31 Oktober 2022
DHAKA – Pada bulan Juli 2022, pemerintah Bangladesh mendekati Dana Moneter Internasional (IMF) untuk mendapatkan pinjaman guna mengatasi tantangan ekonomi negara tersebut. Tim IMF saat ini berada di Bangladesh untuk membahas rincian pinjaman dan mempersiapkan kesepakatan tersebut. Kami telah meminta pinjaman sebesar USD 4,5 miliar, yang akan diberikan melalui program Enhanced Credit Facility (ECF), Enhanced Funding Facility (EFF) IMF, dan New Initiatives, Resilience and Sustainability Fund (RST).

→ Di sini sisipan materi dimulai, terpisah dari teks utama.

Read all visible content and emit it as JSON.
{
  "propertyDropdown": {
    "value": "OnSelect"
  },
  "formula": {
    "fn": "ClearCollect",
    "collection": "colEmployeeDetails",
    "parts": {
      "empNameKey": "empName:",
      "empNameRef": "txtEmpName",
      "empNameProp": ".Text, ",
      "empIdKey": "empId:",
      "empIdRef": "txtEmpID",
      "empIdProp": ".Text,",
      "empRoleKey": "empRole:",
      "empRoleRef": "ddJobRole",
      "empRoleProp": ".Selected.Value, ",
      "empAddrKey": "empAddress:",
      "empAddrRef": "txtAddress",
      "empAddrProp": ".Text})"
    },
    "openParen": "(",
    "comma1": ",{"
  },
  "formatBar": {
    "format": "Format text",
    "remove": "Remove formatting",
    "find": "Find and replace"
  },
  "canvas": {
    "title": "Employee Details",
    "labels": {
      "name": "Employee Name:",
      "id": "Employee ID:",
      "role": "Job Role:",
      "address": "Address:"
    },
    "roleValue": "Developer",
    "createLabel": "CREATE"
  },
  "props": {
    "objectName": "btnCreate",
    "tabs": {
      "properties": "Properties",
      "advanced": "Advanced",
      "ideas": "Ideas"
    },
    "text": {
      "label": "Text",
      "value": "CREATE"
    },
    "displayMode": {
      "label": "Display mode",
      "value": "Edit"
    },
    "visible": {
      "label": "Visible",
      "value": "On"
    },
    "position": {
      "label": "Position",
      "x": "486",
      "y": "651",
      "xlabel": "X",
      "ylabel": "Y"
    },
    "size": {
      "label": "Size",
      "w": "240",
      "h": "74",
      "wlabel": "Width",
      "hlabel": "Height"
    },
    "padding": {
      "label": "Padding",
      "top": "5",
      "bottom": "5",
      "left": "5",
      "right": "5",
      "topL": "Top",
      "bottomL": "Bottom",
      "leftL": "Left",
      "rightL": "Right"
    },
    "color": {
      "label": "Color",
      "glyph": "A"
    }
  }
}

Konteks di mana kami mencari pinjaman bukanlah hal yang aneh. Situasi ekonomi kita saat ini adalah situasi di mana negara-negara biasanya bergantung pada IMF untuk mendapatkan dukungan neraca pembayaran. Defisit perdagangan kita tinggi karena pembayaran impor jauh lebih tinggi dibandingkan pendapatan ekspor; pada FY2021-22 neraca perdagangan negatif mencapai lebih dari (-) USD 33 miliar. Defisit transaksi berjalan kita juga tinggi karena arus pengiriman uang negatif pada tahun keuangan berjalan; jumlahnya mencapai USD 18,7 miliar pada FY22. Hal ini menyebabkan menurunnya cadangan devisa dan depresiasi taka Bangladesh. Cadangan devisa kami turun menjadi USD 35,8 miliar dari USD 41,8 miliar pada FY22. Menurut perkiraan IMF, cadangan sebenarnya adalah USD 27,4 miliar – hanya cukup untuk pembayaran impor sekitar tiga bulan.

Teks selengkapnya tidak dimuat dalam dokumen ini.